I'd like to write a function that removes the head of Project Gutenberg texts using RegEx.
So far I did the following (not as a function), that worked well: (dracula is a textstring of the Dracula novel from Projekt Gutenberg)
pattern = r'START OF THIS PROJECT GUTENBERG EBOOK (.)+?\*\*\*'
draculalist = re.split(pattern, dracula, maxsplit=1)
draculalist.pop(0)
dracula = ''.join(draculalist)
print dracula[:100]
-> worked well, as well as:
headend = re.search(pattern, dracula).end()
dracula = dracula[headend:]
Then I tried to write a function:
def head_removal(text):
"""Entfernung der Meta-Daten im Kopf der Projekt Gutenberg Texte"""
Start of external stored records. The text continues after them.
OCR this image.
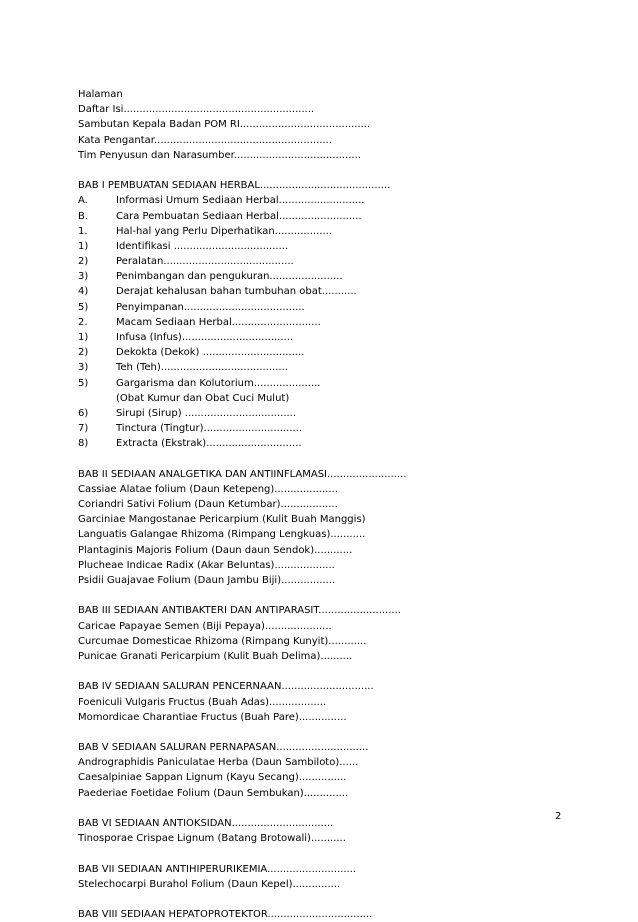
Halaman
Daftar Isi............................................................
Sambutan Kepala Badan POM RI.........................................
Kata Pengantar........................................................
Tim Penyusun dan Narasumber........................................
BAB I PEMBUATAN SEDIAAN HERBAL.........................................
A.	Informasi Umum Sediaan Herbal...........................
B.	Cara Pembuatan Sediaan Herbal..........................
1.	Hal-hal yang Perlu Diperhatikan..................
1)	Identifikasi ....................................
2)	Peralatan.........................................
3)	Penimbangan dan pengukuran.......................
4)	Derajat kehalusan bahan tumbuhan obat...........
5)	Penyimpanan......................................
2.	Macam Sediaan Herbal............................
1)	Infusa (Infus)...................................
2)	Dekokta (Dekok) ................................
3)	Teh (Teh)........................................
5)	Gargarisma dan Kolutorium.....................
(Obat Kumur dan Obat Cuci Mulut)
6)	Sirupi (Sirup) ...................................
7)	Tinctura (Tingtur)...............................
8)	Extracta (Ekstrak)..............................
BAB II SEDIAAN ANALGETIKA DAN ANTIINFLAMASI.........................
Cassiae Alatae folium (Daun Ketepeng)....................
Coriandri Sativi Folium (Daun Ketumbar)..................
Garciniae Mangostanae Pericarpium (Kulit Buah Manggis)
Languatis Galangae Rhizoma (Rimpang Lengkuas)...........
Plantaginis Majoris Folium (Daun daun Sendok)............
Plucheae Indicae Radix (Akar Beluntas)...................
Psidii Guajavae Folium (Daun Jambu Biji).................
BAB III SEDIAAN ANTIBAKTERI DAN ANTIPARASIT..........................
Caricae Papayae Semen (Biji Pepaya).....................
Curcumae Domesticae Rhizoma (Rimpang Kunyit)............
Punicae Granati Pericarpium (Kulit Buah Delima)..........
BAB IV SEDIAAN SALURAN PENCERNAAN.............................
Foeniculi Vulgaris Fructus (Buah Adas)..................
Momordicae Charantiae Fructus (Buah Pare)...............
BAB V SEDIAAN SALURAN PERNAPASAN.............................
Andrographidis Paniculatae Herba (Daun Sambiloto)......
Caesalpiniae Sappan Lignum (Kayu Secang)...............
Paederiae Foetidae Folium (Daun Sembukan)..............
BAB VI SEDIAAN ANTIOKSIDAN................................
Tinosporae Crispae Lignum (Batang Brotowali)...........
BAB VII SEDIAAN ANTIHIPERURIKEMIA............................
Stelechocarpi Burahol Folium (Daun Kepel)...............
BAB VIII SEDIAAN HEPATOPROTEKTOR.................................
2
headend = re.search(pattern, text).end()
text = text[headend:]
The problem is that when I use the function with a certain text like
head_removal(dracula)
it will not change the string 'dracula' as it is immutable of course but gives me the object 'text' which has the dracula-text without the header. So I tried it with the other code that splits the string into a list and than joins it again:
pattern = r'START OF THIS PROJECT GUTENBERG EBOOK (.)+?\*\*\*'
def head_removal2(texts):
"""Entfernung der Meta-Daten im Kopf der Projekt Gutenberg Texte"""
liste = re.split(pattern, texts, maxsplit=1)
liste.pop(0)
texts = ''.join(liste)
Doesn't work either for head_removal(dracula) print dracula[:100]
Any idea how to write that function?